Hon. Wilfred Elrington

"No, no, no, absolutely not! That's is in classic style misinformation and disinformation for which Mr. Courtenay is famous. Most people don't know. Most people don't understand him."

Hon. Eamon Courtenay

"Wilfred Elrington is the Foreign Minister of Belize. He's not a fool. He seeks to re-write history."

Hon. Wilfred Elrington

"But the truth is that that could have been dealt with immediately after the Guatemalans persisted in their claims. That is right after 1993-1994. So, it's no truth that it was not until 2007, and in 2007, when they agreed - you know, it was in 2007 that the proposal was made to have this matter dealt with at the ICJ, 2007. They were still in office."

Hon.

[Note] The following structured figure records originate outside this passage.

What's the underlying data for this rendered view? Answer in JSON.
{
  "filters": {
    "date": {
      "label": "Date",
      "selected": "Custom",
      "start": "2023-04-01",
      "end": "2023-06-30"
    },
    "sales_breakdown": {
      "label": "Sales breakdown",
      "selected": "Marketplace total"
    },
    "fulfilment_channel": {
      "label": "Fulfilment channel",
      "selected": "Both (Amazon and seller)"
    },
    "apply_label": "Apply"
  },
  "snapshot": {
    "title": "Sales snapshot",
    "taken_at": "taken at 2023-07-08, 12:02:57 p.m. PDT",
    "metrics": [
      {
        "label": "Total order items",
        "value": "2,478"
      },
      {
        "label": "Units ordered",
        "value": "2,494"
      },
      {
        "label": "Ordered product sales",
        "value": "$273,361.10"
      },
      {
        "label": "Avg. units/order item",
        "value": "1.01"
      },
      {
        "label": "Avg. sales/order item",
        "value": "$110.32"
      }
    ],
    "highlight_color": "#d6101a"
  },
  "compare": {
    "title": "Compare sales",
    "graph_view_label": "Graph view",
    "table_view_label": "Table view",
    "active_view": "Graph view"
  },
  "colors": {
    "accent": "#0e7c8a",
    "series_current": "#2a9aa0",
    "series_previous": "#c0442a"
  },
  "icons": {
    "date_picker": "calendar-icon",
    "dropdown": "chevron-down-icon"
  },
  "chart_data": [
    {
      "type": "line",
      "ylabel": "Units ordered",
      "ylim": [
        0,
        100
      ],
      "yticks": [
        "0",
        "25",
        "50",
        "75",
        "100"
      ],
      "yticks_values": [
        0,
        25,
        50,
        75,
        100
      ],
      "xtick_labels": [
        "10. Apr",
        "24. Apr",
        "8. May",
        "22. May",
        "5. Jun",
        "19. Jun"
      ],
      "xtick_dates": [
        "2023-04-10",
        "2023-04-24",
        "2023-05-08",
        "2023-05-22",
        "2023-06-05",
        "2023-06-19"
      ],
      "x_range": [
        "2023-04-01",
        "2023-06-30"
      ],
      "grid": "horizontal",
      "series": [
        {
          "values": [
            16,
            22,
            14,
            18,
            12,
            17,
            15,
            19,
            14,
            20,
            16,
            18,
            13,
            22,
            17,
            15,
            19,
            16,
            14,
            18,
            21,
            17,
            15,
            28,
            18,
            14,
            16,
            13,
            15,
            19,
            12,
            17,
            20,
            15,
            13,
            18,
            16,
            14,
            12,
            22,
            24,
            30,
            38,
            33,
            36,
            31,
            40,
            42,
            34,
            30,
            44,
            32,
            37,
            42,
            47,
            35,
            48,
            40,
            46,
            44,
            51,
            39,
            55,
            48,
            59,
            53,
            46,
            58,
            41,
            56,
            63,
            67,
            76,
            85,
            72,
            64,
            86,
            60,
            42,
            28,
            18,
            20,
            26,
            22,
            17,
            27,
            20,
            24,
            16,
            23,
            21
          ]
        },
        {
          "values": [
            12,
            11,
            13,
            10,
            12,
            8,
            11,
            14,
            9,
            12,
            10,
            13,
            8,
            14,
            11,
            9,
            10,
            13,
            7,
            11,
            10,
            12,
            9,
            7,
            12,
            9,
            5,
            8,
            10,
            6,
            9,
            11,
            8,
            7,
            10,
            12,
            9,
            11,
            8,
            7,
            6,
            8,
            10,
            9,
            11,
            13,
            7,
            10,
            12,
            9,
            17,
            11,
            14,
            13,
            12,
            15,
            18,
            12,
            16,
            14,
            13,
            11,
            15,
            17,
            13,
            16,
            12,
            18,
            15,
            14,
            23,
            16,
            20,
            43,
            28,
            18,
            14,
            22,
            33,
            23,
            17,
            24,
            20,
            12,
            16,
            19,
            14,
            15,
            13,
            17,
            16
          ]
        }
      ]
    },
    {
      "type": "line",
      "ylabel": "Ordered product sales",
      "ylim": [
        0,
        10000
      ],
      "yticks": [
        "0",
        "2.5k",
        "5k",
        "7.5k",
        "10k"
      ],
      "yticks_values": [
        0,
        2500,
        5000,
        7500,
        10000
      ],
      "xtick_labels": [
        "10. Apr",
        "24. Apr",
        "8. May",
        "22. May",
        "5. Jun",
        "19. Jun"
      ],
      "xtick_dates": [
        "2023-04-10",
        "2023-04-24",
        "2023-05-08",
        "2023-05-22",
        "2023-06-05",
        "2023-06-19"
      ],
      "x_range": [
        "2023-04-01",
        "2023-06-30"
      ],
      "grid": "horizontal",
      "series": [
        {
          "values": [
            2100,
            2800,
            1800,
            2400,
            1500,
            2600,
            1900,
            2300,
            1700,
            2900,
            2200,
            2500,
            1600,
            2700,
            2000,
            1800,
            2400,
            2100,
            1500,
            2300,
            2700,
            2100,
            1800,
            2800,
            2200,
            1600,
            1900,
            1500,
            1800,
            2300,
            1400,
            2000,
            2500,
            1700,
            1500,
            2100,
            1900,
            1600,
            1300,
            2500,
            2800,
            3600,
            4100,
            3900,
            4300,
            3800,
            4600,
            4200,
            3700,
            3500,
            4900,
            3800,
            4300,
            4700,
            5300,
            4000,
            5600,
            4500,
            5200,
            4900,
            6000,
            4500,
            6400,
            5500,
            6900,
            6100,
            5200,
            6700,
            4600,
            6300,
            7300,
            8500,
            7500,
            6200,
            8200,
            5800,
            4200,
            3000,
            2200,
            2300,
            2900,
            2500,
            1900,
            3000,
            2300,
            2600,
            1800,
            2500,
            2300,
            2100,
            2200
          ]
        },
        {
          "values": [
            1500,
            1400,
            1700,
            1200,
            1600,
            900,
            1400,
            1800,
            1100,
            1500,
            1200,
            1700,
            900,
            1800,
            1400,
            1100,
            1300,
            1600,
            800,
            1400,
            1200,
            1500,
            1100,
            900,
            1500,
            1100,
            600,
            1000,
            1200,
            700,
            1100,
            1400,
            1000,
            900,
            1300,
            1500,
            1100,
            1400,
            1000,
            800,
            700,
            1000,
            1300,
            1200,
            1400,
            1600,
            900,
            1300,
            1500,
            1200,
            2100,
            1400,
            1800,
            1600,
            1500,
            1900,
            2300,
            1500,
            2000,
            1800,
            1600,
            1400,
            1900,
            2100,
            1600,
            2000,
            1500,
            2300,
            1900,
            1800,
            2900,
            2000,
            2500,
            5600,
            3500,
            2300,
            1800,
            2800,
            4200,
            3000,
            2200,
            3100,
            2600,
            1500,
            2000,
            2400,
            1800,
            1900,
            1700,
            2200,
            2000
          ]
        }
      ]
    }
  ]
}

Eamon Courtenay

"That is the responsibility of Wilfred Peter Elrington, and like everything else that he does, he has failed to do it. The man is an unmitigated disaster."

Hon. Wilfred Elrington

"When the court looks at the Belize case, they will look at all the details and the evidence, and they will look and say that well in 1993, you were prepared to limit your claim to 3 miles, when you were entitled to take 12. What is this saying? How are we to - if, in fact now, we were to take the position that we want to be - the Guatemalans could get some more, well you couldn't complain because in 1993, you agreed to limit your claim to 3 miles. That should never have been done."

Hon. Eamon Courtenay

"Once again, I would urge Mr. Elrington to read the legal opinions that are in the files of the Ministry of Foreign Affairs. We have received legal opinions prior to the Maritime Areas Act - listen carefully - prior to the Maritime Areas Act, which provided the specific language that was to be used along with the appropriate declarations that were to be made, along with the appropriate filings in international organizations, in order to ensure that our position was preserved."

Hon. Wilfred Elrington

"But yes, it has to be made clear to the Guatemalans, and to the world, and the court that we are entitled to more than 3 miles, and that we will seek to obtain all we are entitled to. The question as to when that is to be done, according to the lawyers, we have time to do that. We have time. We have lots of time to be able to do that."